Street in Westminster London, England

Buckingham Gate is a street in Westminster, London, England, near Buckingham Palace. It contains a number of embassies, hotels and businesses, and since September 2025, includes Liberal Democrat Headquarters, housing one of Parliament's three largest political parties, which is based at 66 Buckingham Gate.

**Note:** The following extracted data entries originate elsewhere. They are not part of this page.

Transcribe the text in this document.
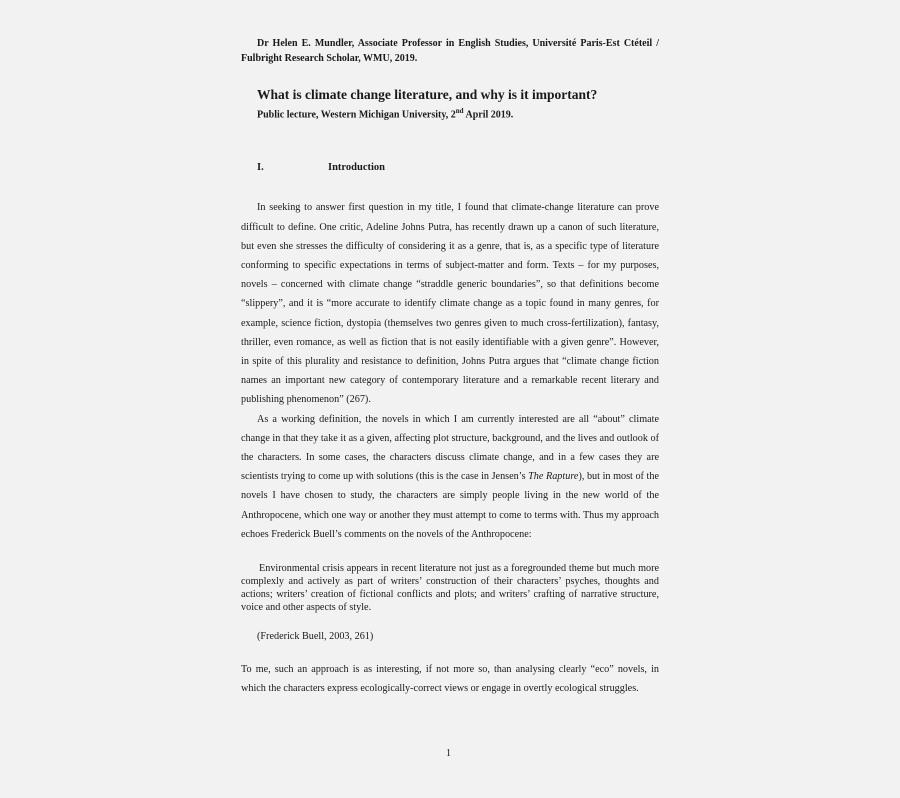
Dr Helen E. Mundler, Associate Professor in English Studies, Université Paris-Est Ctéteil / Fulbright Research Scholar, WMU, 2019.
What is climate change literature, and why is it important?
Public lecture, Western Michigan University, 2nd April 2019.
I.	Introduction

In seeking to answer first question in my title, I found that climate-change literature can prove difficult to define. One critic, Adeline Johns Putra, has recently drawn up a canon of such literature, but even she stresses the difficulty of considering it as a genre, that is, as a specific type of literature conforming to specific expectations in terms of subject-matter and form. Texts – for my purposes, novels – concerned with climate change “straddle generic boundaries”, so that definitions become “slippery”, and it is “more accurate to identify climate change as a topic found in many genres, for example, science fiction, dystopia (themselves two genres given to much cross-fertilization), fantasy, thriller, even romance, as well as fiction that is not easily identifiable with a given genre”. However, in spite of this plurality and resistance to definition, Johns Putra argues that “climate change fiction names an important new category of contemporary literature and a remarkable recent literary and publishing phenomenon” (267).

As a working definition, the novels in which I am currently interested are all “about” climate change in that they take it as a given, affecting plot structure, background, and the lives and outlook of the characters. In some cases, the characters discuss climate change, and in a few cases they are scientists trying to come up with solutions (this is the case in Jensen’s The Rapture), but in most of the novels I have chosen to study, the characters are simply people living in the new world of the Anthropocene, which one way or another they must attempt to come to terms with. Thus my approach echoes Frederick Buell’s comments on the novels of the Anthropocene:

Environmental crisis appears in recent literature not just as a foregrounded theme but much more complexly and actively as part of writers’ construction of their characters’ psyches, thoughts and actions; writers’ creation of fictional conflicts and plots; and writers’ crafting of narrative structure, voice and other aspects of style.
(Frederick Buell, 2003, 261)

To me, such an approach is as interesting, if not more so, than analysing clearly “eco” novels, in which the characters express ecologically-correct views or engage in overtly ecological struggles.

1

The roadways of Buckingham Gate were first constructed in 1680, but were known by different names. Prior to 1820, the name of Buckingham Gate referred to an actual gate with a gatehouse and a gate guard, controlling access to the Queen's Palace and the Wellington Barracks, situated on the border of Queen's Garden and St James Park. The eastern portion of the modern Buckingham Gate was once known as Stafford Row and the Queens' Wards. The western portion was known as James Street. Prior to 1828, the eastern portion was reserved exclusively for use by members of the royal family.

==Location==

At the north-west end is a junction with Buckingham Palace Road and Birdcage Walk opposite Buckingham Palace. At the south-east end is a junction with Victoria Street. The Wellington Barracks are to the north-east. The street is designated as part of the B323 road.

==Transport==

The nearest London Underground stations are London Victoria station and St James's Park tube station; both are close to the south-east end of the street.

==History==
The Buckingham Gate drill halls stood at No. 58 and No. 59. No. 59 was the regimental headquarters of the London Scottish and also served as the location for the British Wreck Commissioner's inquiry into the sinking of the RMS Titanic in 1912.

==Embassies==

There are a number of diplomatic missions on the road:

- No. 20 – High Commission of Eswatini
- No. 60 – South Korean Embassy
- No. 75-88 – Embassy of North Macedonia

==Businesses==

There are several restaurants in Buckingham Gate. Currently, there is Bistro at the St. James Court, A Taj Hotel London St. James, the Quilon Restaurant at No. 41, The Zander cocktail bar is at No. 45, and Bongusto Italian restaurant at No. 75.

- No. 51 is The Taj 51 Buckingham Gate Suites and Residences, a five-star hotel.
- No. 57 – Savills Westminster.
- No. 58 is Sassoon Academy.
- No. 59 is Swire House, accommodating the Britain–Australia Society and the Hong Kong Association and Society.
- No. 62 is the Rolls-Royce Group PLC headquarters.